Payday-loan sharking protection needed

First Posted: 1/10/2015

In 2008, almost 64 percent of the Ohioans who voted approved upholding a payday-loan-reform law that capped annual percentage rates on such loans at 28 percent. The law, Substitute House Bill 545, was intended to bar APRs that had been as high as 391 percent.

Payday lenders evaded that cap by registering under other Ohio loan laws. And Ohio’s Supreme Court, in a 7-0 ruling last June, refused to close that loophole, as has the legislature — so far.

The federal Consumer Financial Protection Bureau, led by former Ohio Attorney General Richard Cordray, is considering whether, and how, to assure fairness to payday-loan borrowers. …

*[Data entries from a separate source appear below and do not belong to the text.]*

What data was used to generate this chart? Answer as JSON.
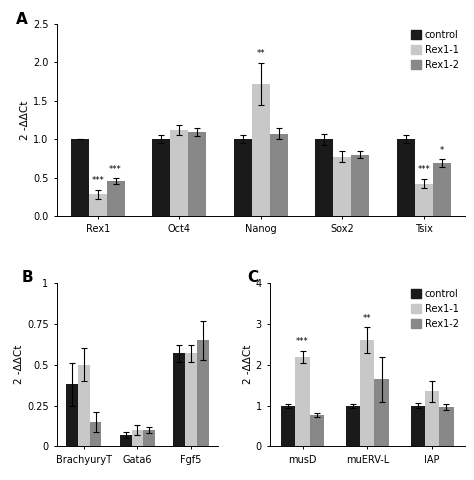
{
  "panel_A": {
    "categories": [
      "Rex1",
      "Oct4",
      "Nanog",
      "Sox2",
      "Tsix"
    ],
    "control": [
      1.0,
      1.0,
      1.0,
      1.0,
      1.0
    ],
    "rex1_1": [
      0.28,
      1.12,
      1.72,
      0.77,
      0.42
    ],
    "rex1_2": [
      0.46,
      1.09,
      1.07,
      0.8,
      0.69
    ],
    "control_err": [
      0.0,
      0.05,
      0.05,
      0.07,
      0.05
    ],
    "rex1_1_err": [
      0.06,
      0.07,
      0.27,
      0.07,
      0.06
    ],
    "rex1_2_err": [
      0.04,
      0.05,
      0.07,
      0.04,
      0.05
    ],
    "annotations": {
      "rex1_1": [
        "***",
        "",
        "**",
        "",
        "***"
      ],
      "rex1_2": [
        "***",
        "",
        "",
        "",
        "*"
      ]
    },
    "ylim": [
      0.0,
      2.5
    ],
    "yticks": [
      0.0,
      0.5,
      1.0,
      1.5,
      2.0,
      2.5
    ],
    "ylabel": "2 -ΔΔCt"
  },
  "panel_B": {
    "categories": [
      "BrachyuryT",
      "Gata6",
      "Fgf5"
    ],
    "control": [
      0.38,
      0.07,
      0.57
    ],
    "rex1_1": [
      0.5,
      0.1,
      0.57
    ],
    "rex1_2": [
      0.15,
      0.1,
      0.65
    ],
    "control_err": [
      0.13,
      0.02,
      0.05
    ],
    "rex1_1_err": [
      0.1,
      0.03,
      0.05
    ],
    "rex1_2_err": [
      0.06,
      0.02,
      0.12
    ],
    "ylim": [
      0.0,
      1.0
    ],
    "yticks": [
      0.0,
      0.25,
      0.5,
      0.75,
      1.0
    ],
    "yticklabels": [
      "0",
      "0.25",
      "0.5",
      "0.75",
      "1"
    ],
    "ylabel": "2 -ΔΔCt"
  },
  "panel_C": {
    "categories": [
      "musD",
      "muERV-L",
      "IAP"
    ],
    "control": [
      1.0,
      1.0,
      1.0
    ],
    "rex1_1": [
      2.2,
      2.6,
      1.35
    ],
    "rex1_2": [
      0.77,
      1.65,
      0.97
    ],
    "control_err": [
      0.05,
      0.05,
      0.07
    ],
    "rex1_1_err": [
      0.15,
      0.32,
      0.25
    ],
    "rex1_2_err": [
      0.05,
      0.55,
      0.08
    ],
    "annotations": {
      "rex1_1": [
        "***",
        "**",
        ""
      ],
      "rex1_2": [
        "",
        "",
        ""
      ]
    },
    "ylim": [
      0.0,
      4.0
    ],
    "yticks": [
      0.0,
      1.0,
      2.0,
      3.0,
      4.0
    ],
    "ylabel": "2 -ΔΔCt"
  },
  "colors": {
    "control": "#1a1a1a",
    "rex1_1": "#c8c8c8",
    "rex1_2": "#888888"
  },
  "bar_width": 0.22,
  "capsize": 2.5
}
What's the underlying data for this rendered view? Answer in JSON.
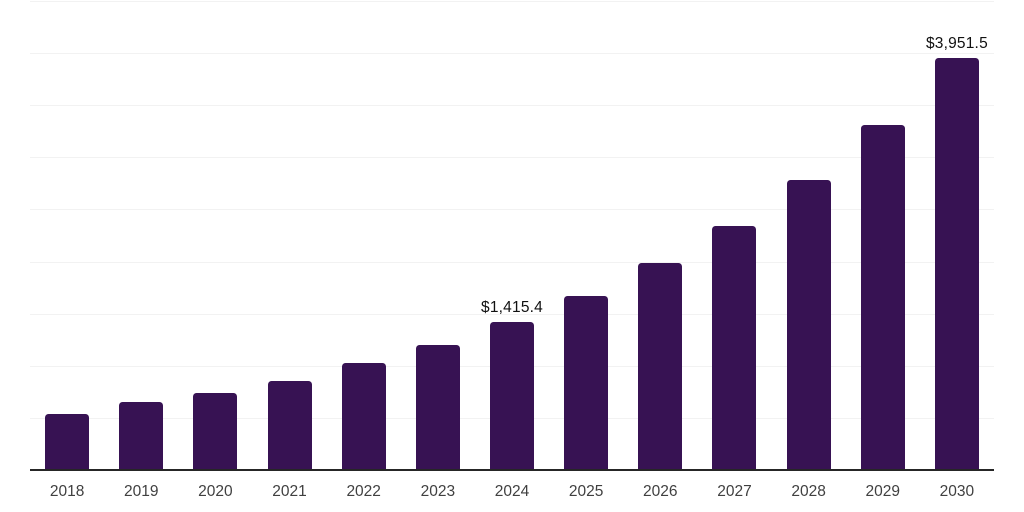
{
  "chart_data": {
    "type": "bar",
    "title": "",
    "xlabel": "",
    "ylabel": "",
    "categories": [
      "2018",
      "2019",
      "2020",
      "2021",
      "2022",
      "2023",
      "2024",
      "2025",
      "2026",
      "2027",
      "2028",
      "2029",
      "2030"
    ],
    "values": [
      535,
      655,
      740,
      855,
      1025,
      1200,
      1415.4,
      1665,
      1985,
      2340,
      2785,
      3310,
      3951.5
    ],
    "bar_labels": [
      "",
      "",
      "",
      "",
      "",
      "",
      "$1,415.4",
      "",
      "",
      "",
      "",
      "",
      "$3,951.5"
    ],
    "ylim": [
      0,
      4500
    ],
    "gridline_step": 500,
    "grid": "horizontal",
    "legend": "none",
    "colors": {
      "bar": "#371253",
      "grid": "#f2f2f2",
      "axis": "#262626",
      "value_label": "#111111",
      "tick_label": "#404040",
      "background": "#ffffff"
    }
  }
}
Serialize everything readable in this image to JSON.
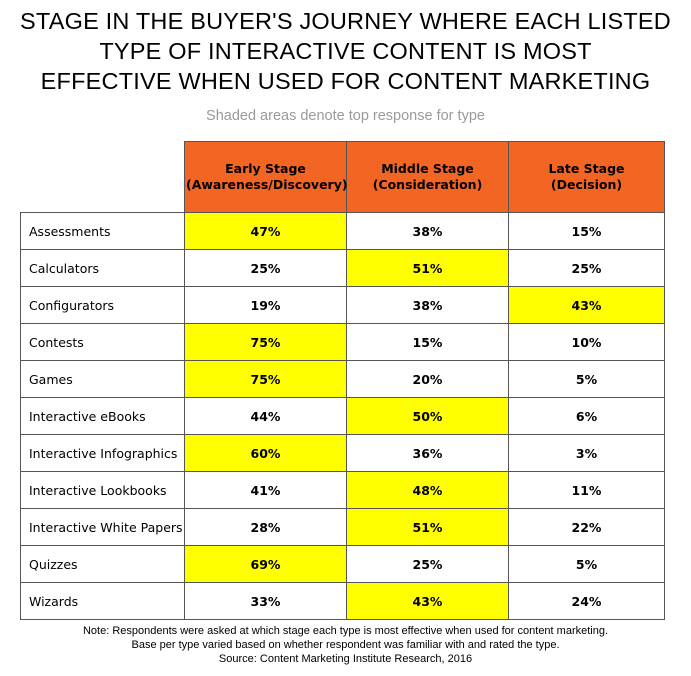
{
  "title_lines": [
    "STAGE IN THE BUYER'S JOURNEY WHERE EACH LISTED",
    "TYPE OF INTERACTIVE CONTENT IS MOST",
    "EFFECTIVE WHEN USED FOR CONTENT MARKETING"
  ],
  "subtitle": "Shaded areas denote top response for type",
  "colors": {
    "header": "#f26522",
    "highlight": "#ffff00",
    "border": "#555555",
    "subtitle": "#9a9a9a"
  },
  "chart_data": {
    "type": "table",
    "columns": [
      {
        "line1": "Early Stage",
        "line2": "(Awareness/Discovery)"
      },
      {
        "line1": "Middle Stage",
        "line2": "(Consideration)"
      },
      {
        "line1": "Late Stage",
        "line2": "(Decision)"
      }
    ],
    "rows": [
      {
        "label": "Assessments",
        "values": [
          "47%",
          "38%",
          "15%"
        ],
        "top": 0
      },
      {
        "label": "Calculators",
        "values": [
          "25%",
          "51%",
          "25%"
        ],
        "top": 1
      },
      {
        "label": "Configurators",
        "values": [
          "19%",
          "38%",
          "43%"
        ],
        "top": 2
      },
      {
        "label": "Contests",
        "values": [
          "75%",
          "15%",
          "10%"
        ],
        "top": 0
      },
      {
        "label": "Games",
        "values": [
          "75%",
          "20%",
          "5%"
        ],
        "top": 0
      },
      {
        "label": "Interactive eBooks",
        "values": [
          "44%",
          "50%",
          "6%"
        ],
        "top": 1
      },
      {
        "label": "Interactive Infographics",
        "values": [
          "60%",
          "36%",
          "3%"
        ],
        "top": 0
      },
      {
        "label": "Interactive Lookbooks",
        "values": [
          "41%",
          "48%",
          "11%"
        ],
        "top": 1
      },
      {
        "label": "Interactive White Papers",
        "values": [
          "28%",
          "51%",
          "22%"
        ],
        "top": 1
      },
      {
        "label": "Quizzes",
        "values": [
          "69%",
          "25%",
          "5%"
        ],
        "top": 0
      },
      {
        "label": "Wizards",
        "values": [
          "33%",
          "43%",
          "24%"
        ],
        "top": 1
      }
    ]
  },
  "note_lines": [
    "Note: Respondents were asked at which stage each type is most effective when used for content marketing.",
    "Base per type varied based on whether respondent was familiar with and rated the type.",
    "Source: Content Marketing Institute Research, 2016"
  ]
}
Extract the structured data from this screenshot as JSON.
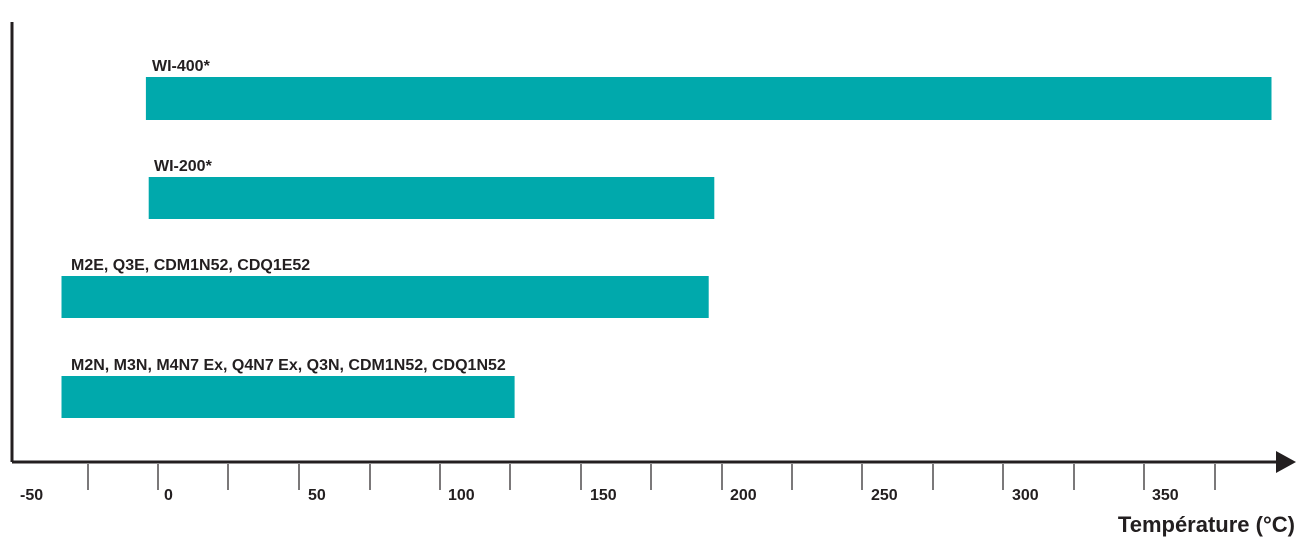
{
  "chart_data": {
    "type": "bar",
    "orientation": "horizontal",
    "title": "",
    "xlabel": "Température (°C)",
    "ylabel": "",
    "xlim": [
      -55,
      395
    ],
    "grid": false,
    "legend": "none",
    "bar_color": "#00a9ac",
    "axis_color": "#231f20",
    "tick_values": [
      -50,
      0,
      50,
      100,
      150,
      200,
      250,
      300,
      350
    ],
    "tick_labels": [
      "-50",
      "0",
      "50",
      "100",
      "150",
      "200",
      "250",
      "300",
      "350"
    ],
    "bars": [
      {
        "label": "WI-400*",
        "start": -5,
        "end": 395
      },
      {
        "label": "WI-200*",
        "start": -4,
        "end": 197
      },
      {
        "label": "M2E, Q3E, CDM1N52, CDQ1E52",
        "start": -35,
        "end": 195
      },
      {
        "label": "M2N, M3N, M4N7 Ex, Q4N7 Ex, Q3N, CDM1N52, CDQ1N52",
        "start": -35,
        "end": 126
      }
    ]
  }
}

(I)t appears that states can regulate APRs on payday loans, at least on loans issued by nonbank lenders, while Cordray’s CFPB can’t. But there are other critical areas Cordray and the bureau can and should pursue. …

One critical need is for the bureau to ban loans requiring periodic payments larger than 5 percent of a borrower’s pre-tax income. Another must: rules that spread the cost of a payday loan evenly over its life. Now, because lenders’ profits are typically front-loaded, they have an incentive to induce borrowers to refinance before a loan’s term ends, a fee-maximizing practice known as flipping.

Beleaguered borrowers need the protections that Cordray’s agency can provide. It must do so — strongly, and soon.